Clinical Review

Finding the Optimum in the Use of Elective Percutaneous Coronary Intervention


 

References

Application of the AUC to clinical practice has highlighted potential overuse of PCI ( Table). The first report came from applying the AUC to the National Cardiovascular Data Registry (NCDR) CathPCI Registry [26]. In this study of more than 500,000 PCIs from over 1000 facilities across the country, the authors found that PCIs performed in the acute setting (STEMI, NSTEMI, and high-risk unstable angina) were almost uniformly classified as appropriate. However, for nonacute (elective) PCI, application of the AUC resulted in the classification of 50% as appropriate, 38% as uncertain, and 12% as inappropriate. The majority of patients who received inappropriate PCI had a low-risk stress test (72%) or were asymptomatic (54%). Additionally, 96% of patients who received PCI classified as inappropriate had not been given a trial of adequate anti-anginal therapy. This analysis was supported by subsequent analyses of 2 other state-specific registries (New York and Washington), which found similar rates of PCI for nonacute indications rated as inappropriate [27,28]. Additionally, all 3 studies showed wide facility-level variation in the percentage of appropriate and inappropriate PCI for elective indications.

These studies also highlight a gap in preprocedural care. The anticipated benefit of elective PCI is related to patient symptom burden, adequacy of anti-anginal therapy, and ischemic risk as determined by noninvasive stress testing. However, 30% to 50% of patients undergo elective PCI without evidence of preprocedural stress testing. Attempts are being made to address this gap with the recent release of PCI performance measures [29]. These performance measures, intended for cardiac catheterization labs, include comprehensive documentation of the indication for PCI, which is central to determination of appropriateness. This integration of procedural indication into a performance measure marks the first such occurrence in cardiology.

As documentation of procedural indication and appropriateness have become part and parcel of assessing quality of care, concerns about “gaming” have become more pertinent. Providers who perform PCI could potentially enhance the appearance of appropriateness by overstating the clinical symptom burden or stress test findings. The incorporation of validated, patient-centered health status questionnaires along with data audit programs have been proposed as measures to prevent this type of abuse. Addressing quality gaps in preprocedural assessment and documentation is critical to optimizing use of elective PCI [28].

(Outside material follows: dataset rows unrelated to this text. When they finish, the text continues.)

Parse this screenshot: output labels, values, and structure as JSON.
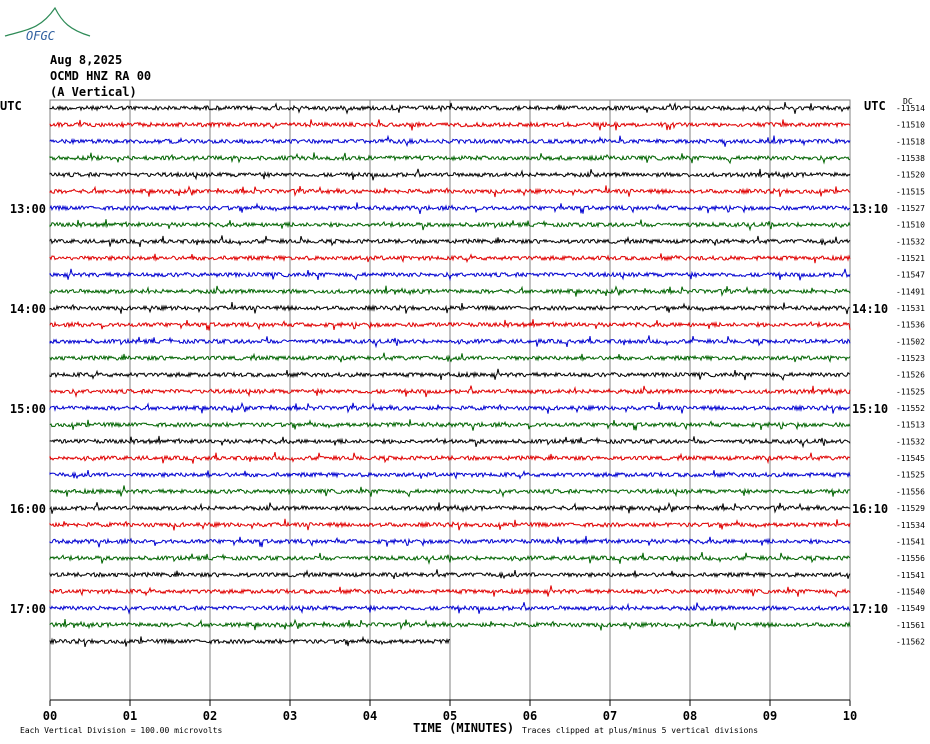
{
  "logo": "OFGC",
  "header": {
    "date": "Aug 8,2025",
    "station": "OCMD HNZ RA 00",
    "component": "(A Vertical)"
  },
  "left_labels": {
    "top": "UTC",
    "hours": [
      "13:00",
      "14:00",
      "15:00",
      "16:00",
      "17:00"
    ]
  },
  "right_labels": {
    "top": "UTC",
    "dc": "DC",
    "hours": [
      "13:10",
      "14:10",
      "15:10",
      "16:10",
      "17:10"
    ]
  },
  "dc_offsets": [
    "-11514",
    "-11510",
    "-11518",
    "-11538",
    "-11520",
    "-11515",
    "-11527",
    "-11510",
    "-11532",
    "-11521",
    "-11547",
    "-11491",
    "-11531",
    "-11536",
    "-11502",
    "-11523",
    "-11526",
    "-11525",
    "-11552",
    "-11513",
    "-11532",
    "-11545",
    "-11525",
    "-11556",
    "-11529",
    "-11534",
    "-11541",
    "-11556",
    "-11541",
    "-11540",
    "-11549",
    "-11561",
    "-11562"
  ],
  "trace_colors": [
    "#000000",
    "#e00000",
    "#0000d0",
    "#006400"
  ],
  "x_ticks": [
    "00",
    "01",
    "02",
    "03",
    "04",
    "05",
    "06",
    "07",
    "08",
    "09",
    "10"
  ],
  "footer": {
    "scale": "Each Vertical Division =  100.00 microvolts",
    "x_label": "TIME (MINUTES)",
    "clip_note": "Traces clipped at plus/minus 5 vertical divisions"
  }
}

The apparent overuse of PCI for elective indications may be a reflection of our fragmented, fee-for-service health care delivery system. However, recent studies challenge these assumptions. In a Canadian study, Ko et al found that 18% of elective PCIs were classified as inappropriate, a proportion similar to what had been found previously in the United States [30]. In a US study of Medicare beneficiaries, Matlock and colleagues observed a fourfold regional variation in use of elective coronary angiography and PCI in both Medicare fee-for-service and capitated Medicare Advantage beneficiaries [31]. Collectively, these studies suggest barriers to optimal patient selection for invasive coronary procedures in both capitated and fee-for-service health care systems. Without addressing factors that contribute to variation in the absence of fee-for-service incentives, efforts to improve integration and reduce fee-for-service reimbursement may be inadequate to optimize PCI use.